Reinbek. Schuh Eggers schließt die Filiale zum Jahresende. Immer mehr kleine Geschäfte verschwinden – auch in anderen Städten.
Vier Immobilienmakler (und der Schaukasten einer Immobilienfirma), drei Hörgeräteakustiker, zwei Sparkassen, zwei Banken und zwei Bestattungsunternehmen: In Reinbeks Innenstadt rund um die Bahnhofstraße gibt es zwar nicht viel Leerstand, doch immer mehr Geschäfte verschwinden sang- und klanglos und werden durch Büros und Agenturen ersetzt, die nicht gerade zum Bummeln einladen.
Zum Ende des Jahres schließt nach 23 Jahren jetzt Schuh Eggers, wie Geschäftsführer Jan Eggers unserer Redaktion bestätigte. „In Reinbek gibt es einfach zu wenig Kundenfrequenz, das rechnet sich dort nicht“, begründet er diesen Schritt.
Ladensterben auch in Reinbek - Schuh Eggers schließt Filiale
Zwei seiner drei Mitarbeiterinnen behalten ihre Stellen und werden in anderen Filialen eingesetzt. Eine Verkäuferin geht in Rente. Die anderen Niederlassungen, darunter die in Glinde an der Mühlenstraße, seien nicht betroffen, betont Eggers. Laut der Unternehmenshomepage ist die Eggers-Gruppe eigentlich eher auf Expansionskurs, im Jahr 2000 kaufte man die Kette Armbruster mit fünf Filialen in Hamburg auf. Mit 94 Filialen nennt sich Schuh Eggers größter Schuh-Einzelhändler Norddeutschlands.

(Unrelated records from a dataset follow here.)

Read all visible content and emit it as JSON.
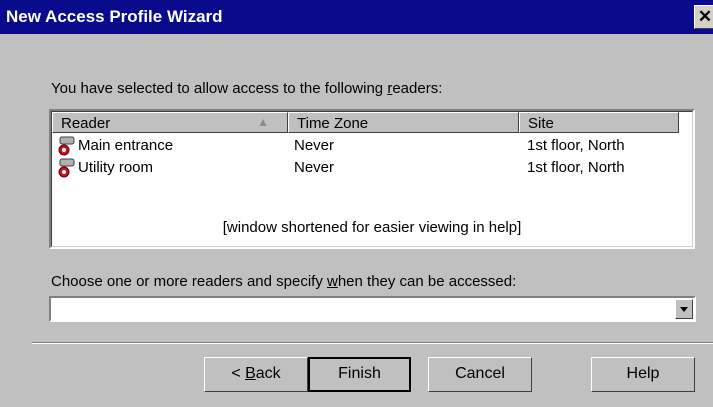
{
  "window": {
    "title": "New Access Profile Wizard",
    "close_glyph": "✕"
  },
  "intro": {
    "before": "You have selected to allow access to the following ",
    "accel": "r",
    "after": "eaders:"
  },
  "list": {
    "columns": [
      "Reader",
      "Time Zone",
      "Site"
    ],
    "rows": [
      {
        "reader": "Main entrance",
        "time_zone": "Never",
        "site": "1st floor, North",
        "icon": "reader-key-icon"
      },
      {
        "reader": "Utility room",
        "time_zone": "Never",
        "site": "1st floor, North",
        "icon": "reader-key-icon"
      }
    ],
    "note": "[window shortened for easier viewing in  help]"
  },
  "choose": {
    "before": "Choose one or more readers and specify ",
    "accel": "w",
    "after": "hen they can be accessed:"
  },
  "combo": {
    "value": ""
  },
  "buttons": {
    "back": {
      "before": "< ",
      "accel": "B",
      "after": "ack"
    },
    "finish": "Finish",
    "cancel": "Cancel",
    "help": "Help"
  },
  "colors": {
    "titlebar": "#0a0a8c",
    "face": "#c0c0c0",
    "key_red": "#c8102e"
  }
}
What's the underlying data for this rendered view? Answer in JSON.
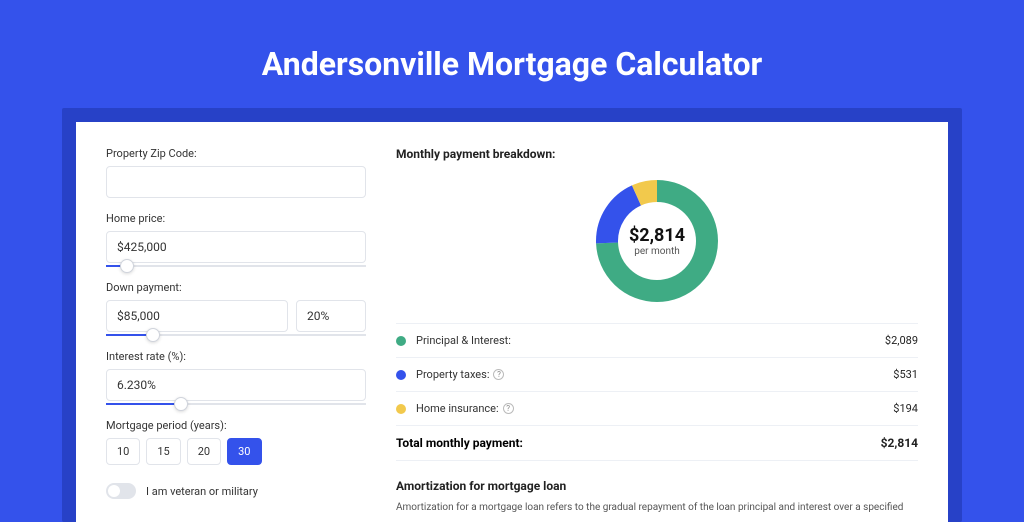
{
  "header": {
    "title": "Andersonville Mortgage Calculator"
  },
  "form": {
    "zip": {
      "label": "Property Zip Code:",
      "value": ""
    },
    "home_price": {
      "label": "Home price:",
      "value": "$425,000",
      "slider_pct": 8
    },
    "down_payment": {
      "label": "Down payment:",
      "amount": "$85,000",
      "pct": "20%",
      "slider_pct": 18
    },
    "interest": {
      "label": "Interest rate (%):",
      "value": "6.230%",
      "slider_pct": 29
    },
    "period": {
      "label": "Mortgage period (years):",
      "options": [
        "10",
        "15",
        "20",
        "30"
      ],
      "active": "30"
    },
    "veteran": {
      "label": "I am veteran or military",
      "on": false
    }
  },
  "breakdown": {
    "title": "Monthly payment breakdown:",
    "center_value": "$2,814",
    "center_sub": "per month",
    "items": [
      {
        "label": "Principal & Interest:",
        "value": "$2,089",
        "color": "#3fab84",
        "info": false
      },
      {
        "label": "Property taxes:",
        "value": "$531",
        "color": "#3452eb",
        "info": true
      },
      {
        "label": "Home insurance:",
        "value": "$194",
        "color": "#f2c94c",
        "info": true
      }
    ],
    "total_label": "Total monthly payment:",
    "total_value": "$2,814"
  },
  "chart_data": {
    "type": "pie",
    "title": "Monthly payment breakdown",
    "categories": [
      "Principal & Interest",
      "Property taxes",
      "Home insurance"
    ],
    "values": [
      2089,
      531,
      194
    ],
    "colors": [
      "#3fab84",
      "#3452eb",
      "#f2c94c"
    ],
    "total": 2814
  },
  "amort": {
    "title": "Amortization for mortgage loan",
    "text": "Amortization for a mortgage loan refers to the gradual repayment of the loan principal and interest over a specified"
  }
}
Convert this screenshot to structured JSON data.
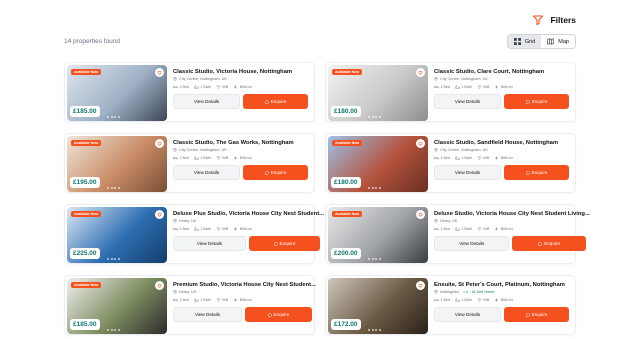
{
  "header": {
    "filters_label": "Filters",
    "count_text": "14 properties found",
    "views": [
      {
        "label": "Grid",
        "icon": "grid-icon",
        "active": true
      },
      {
        "label": "Map",
        "icon": "map-icon",
        "active": false
      }
    ]
  },
  "colors": {
    "accent": "#f4511e",
    "price": "#0f766e"
  },
  "card_labels": {
    "badge": "Available Now",
    "details": "View Details",
    "enquire": "Enquire"
  },
  "properties": [
    {
      "title": "Classic Studio, Victoria House, Nottingham",
      "location": "City Centre, Nottingham, UK",
      "tag": "",
      "price": "£185.00",
      "bed": "1 Bed",
      "bath": "1 Bath",
      "wifi": "Wifi",
      "bills": "Bills Inc",
      "badge": true,
      "photo": [
        "#dfe6ee",
        "#9fb1c6",
        "#3b4656"
      ]
    },
    {
      "title": "Classic Studio, Clare Court, Nottingham",
      "location": "City Centre, Nottingham, UK",
      "tag": "",
      "price": "£180.00",
      "bed": "1 Bed",
      "bath": "1 Bath",
      "wifi": "Wifi",
      "bills": "Bills Inc",
      "badge": true,
      "photo": [
        "#f2f2f2",
        "#c9c9c9",
        "#8d8d8d"
      ]
    },
    {
      "title": "Classic Studio, The Gas Works, Nottingham",
      "location": "City Centre, Nottingham, UK",
      "tag": "",
      "price": "£195.00",
      "bed": "1 Bed",
      "bath": "1 Bath",
      "wifi": "Wifi",
      "bills": "Bills Inc",
      "badge": true,
      "photo": [
        "#eee5da",
        "#c98c66",
        "#7a4f36"
      ]
    },
    {
      "title": "Classic Studio, Sandfield House, Nottingham",
      "location": "City Centre, Nottingham, UK",
      "tag": "",
      "price": "£180.00",
      "bed": "1 Bed",
      "bath": "1 Bath",
      "wifi": "Wifi",
      "bills": "Bills Inc",
      "badge": true,
      "photo": [
        "#9cc2ea",
        "#b4533d",
        "#6a2f24"
      ]
    },
    {
      "title": "Deluxe Plus Studio, Victoria House City Nest Student...",
      "location": "Derby, UK",
      "tag": "",
      "price": "£225.00",
      "bed": "1 Bed",
      "bath": "1 Bath",
      "wifi": "Wifi",
      "bills": "Bills Inc",
      "badge": true,
      "photo": [
        "#dde9f5",
        "#2f6fb3",
        "#123e6c"
      ]
    },
    {
      "title": "Deluxe Studio, Victoria House City Nest Student Living...",
      "location": "Derby, UK",
      "tag": "",
      "price": "£200.00",
      "bed": "1 Bed",
      "bath": "1 Bath",
      "wifi": "Wifi",
      "bills": "Bills Inc",
      "badge": true,
      "photo": [
        "#e8e8e8",
        "#a0a4a8",
        "#3a3d40"
      ]
    },
    {
      "title": "Premium Studio, Victoria House City Nest Student...",
      "location": "Derby, UK",
      "tag": "",
      "price": "£185.00",
      "bed": "1 Bed",
      "bath": "1 Bath",
      "wifi": "Wifi",
      "bills": "Bills Inc",
      "badge": true,
      "photo": [
        "#f0f0f0",
        "#7d8d5f",
        "#2c2c2c"
      ]
    },
    {
      "title": "Ensuite, St Peter's Court, Platinum, Nottingham",
      "location": "Nottingham",
      "tag": "• 4 - 18 Unit Home",
      "price": "£172.00",
      "bed": "1 Bed",
      "bath": "1 Bath",
      "wifi": "Wifi",
      "bills": "Bills Inc",
      "badge": false,
      "photo": [
        "#cfc7bb",
        "#6b5b45",
        "#2a2119"
      ]
    }
  ]
}
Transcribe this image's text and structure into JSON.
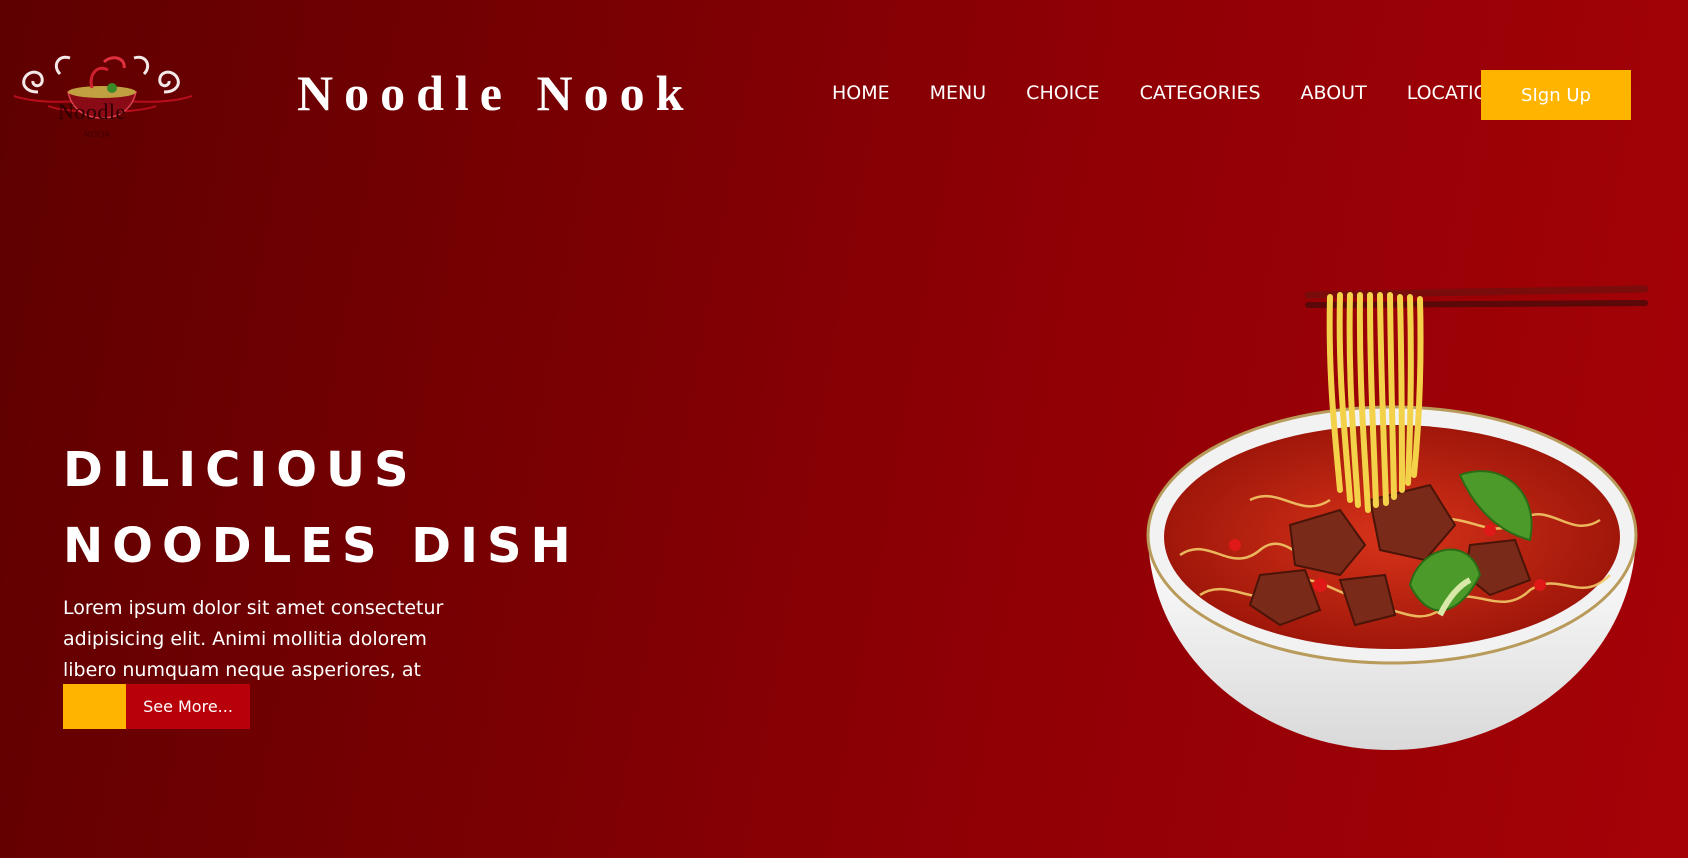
{
  "header": {
    "logo_text": "Noodle",
    "logo_sub": "NOOK",
    "brand": "Noodle Nook",
    "nav": [
      "HOME",
      "MENU",
      "CHOICE",
      "CATEGORIES",
      "ABOUT",
      "LOCATION"
    ],
    "signup_label": "SIgn Up"
  },
  "hero": {
    "title_line1": "DILICIOUS",
    "title_line2": "NOODLES DISH",
    "description": "Lorem ipsum dolor sit amet consectetur adipisicing elit. Animi mollitia dolorem libero numquam neque asperiores, at aperiam. Totam",
    "cta_label": "See More..."
  },
  "colors": {
    "accent": "#ffb400",
    "cta_bg": "#b8000a",
    "bg_dark": "#5e0000",
    "bg_light": "#a50207"
  },
  "icons": {
    "logo": "noodle-bowl-logo",
    "hero_image": "noodle-bowl-image"
  }
}
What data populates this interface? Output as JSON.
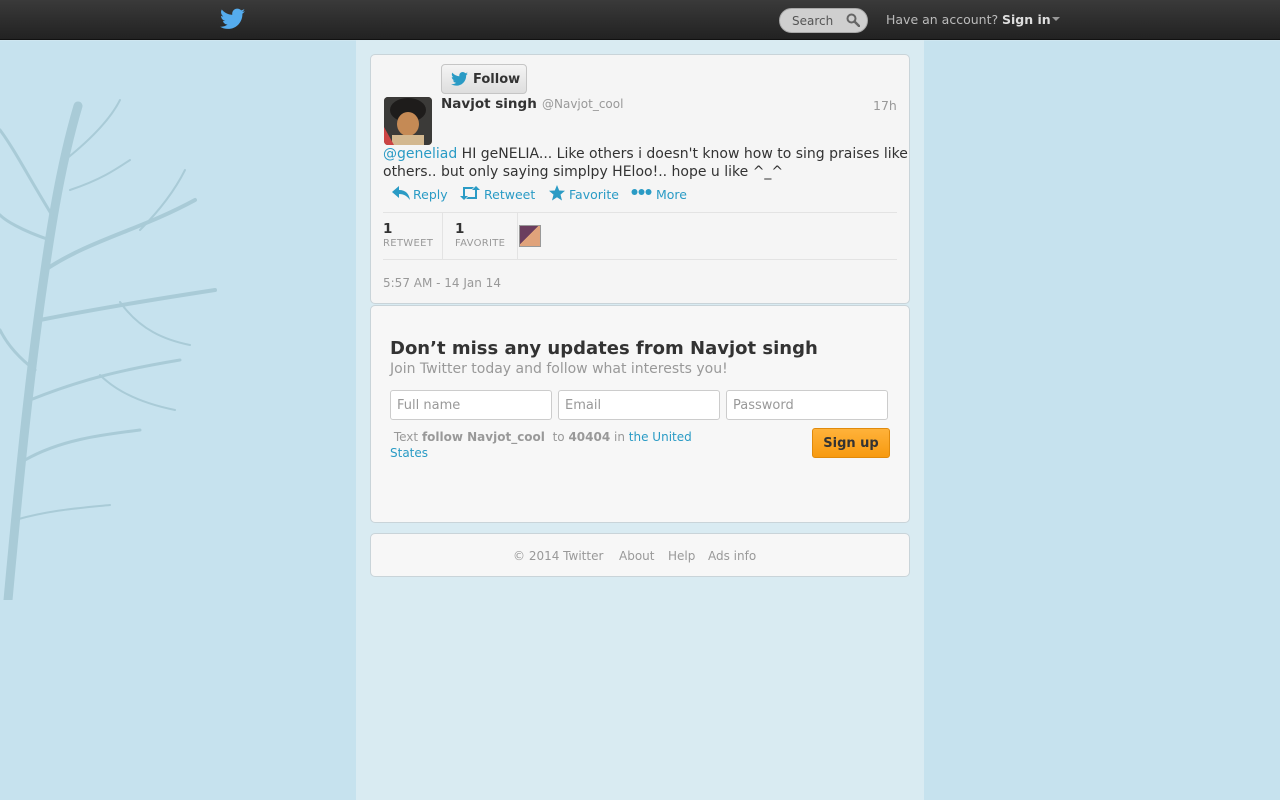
{
  "topbar": {
    "search_label": "Search",
    "have_account": "Have an account?",
    "sign_in": "Sign in"
  },
  "tweet": {
    "follow_label": "Follow",
    "name": "Navjot singh",
    "handle": "@Navjot_cool",
    "time_ago": "17h",
    "mention": "@geneliad",
    "text": " HI geNELIA... Like others i doesn't know how to sing praises like others.. but only saying simplpy HEloo!.. hope u like ^_^",
    "actions": {
      "reply": "Reply",
      "retweet": "Retweet",
      "favorite": "Favorite",
      "more": "More"
    },
    "stats": {
      "retweets_count": "1",
      "retweets_label": "RETWEET",
      "favorites_count": "1",
      "favorites_label": "FAVORITE"
    },
    "timestamp": "5:57 AM - 14 Jan 14"
  },
  "signup": {
    "title": "Don’t miss any updates from Navjot singh",
    "subtitle": "Join Twitter today and follow what interests you!",
    "fullname_placeholder": "Full name",
    "email_placeholder": "Email",
    "password_placeholder": "Password",
    "sms_text": "Text",
    "sms_command": "follow Navjot_cool",
    "sms_to": "to",
    "sms_number": "40404",
    "sms_in": "in",
    "sms_country": "the United States",
    "button": "Sign up"
  },
  "footer": {
    "copyright": "© 2014 Twitter",
    "about": "About",
    "help": "Help",
    "ads_info": "Ads info"
  },
  "colors": {
    "accent_link": "#2a9bc5",
    "signup_button": "#f79a10",
    "background": "#c6e2ee"
  }
}
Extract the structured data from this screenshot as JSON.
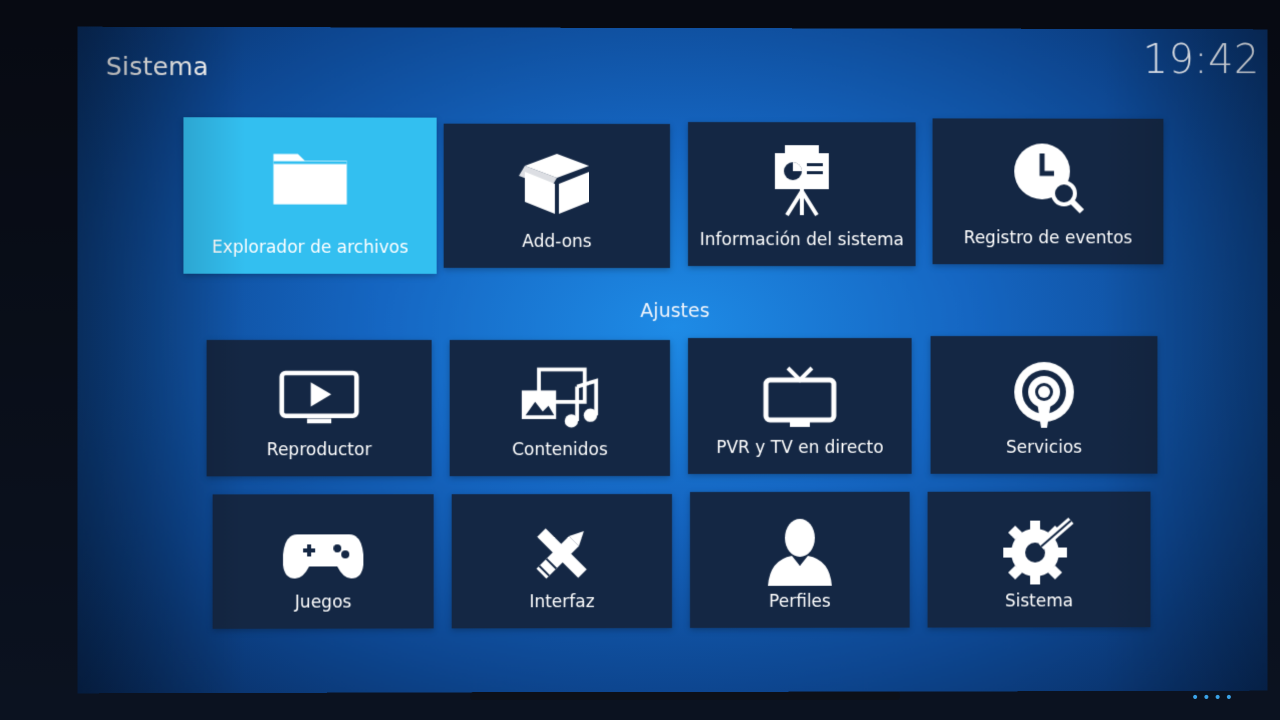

„Das ist aber ein Jammer“, stellte gestern Gabriele Schiweck aus Glinde fest. Sie wartete gerade auf ihren Arzttermin und vertrieb sich die Zeit an der Bahnhofstraße. Die Schilder, die einen Räumungsverkauf mit 20 Prozent Rabatt ankündigen, waren ihr noch nicht aufgefallen. „Ich habe hier sogar schon Schuhe gekauft, mehr aber noch in der Filiale bei uns in Glinde“, erzählt sie. „Das ist dann wieder ein Laden weniger. Aber in Glinde ist es noch viel schlimmer mit den Leerständen. Die Leute kaufen eben lieber im Internet, das ist ärgerlich.“
"Vor 30 Jahren hatten wir einmal 40 Geschäfte an der Bahnhofstraße"
Die Reinbekerin Karin Niemann , Anwohnerin der Bahnhofstraße, ist bei Schuh Eggers noch fündig geworden. „Es ist schade um das Geschäft“, sagt sie. „Aber ich fürchte, wir können es nicht ändern, wenn wir dort nicht einkaufen.“ Sie habe jetzt noch einmal zugeschlagen und ein bequemes Paar Schuhe erwischt.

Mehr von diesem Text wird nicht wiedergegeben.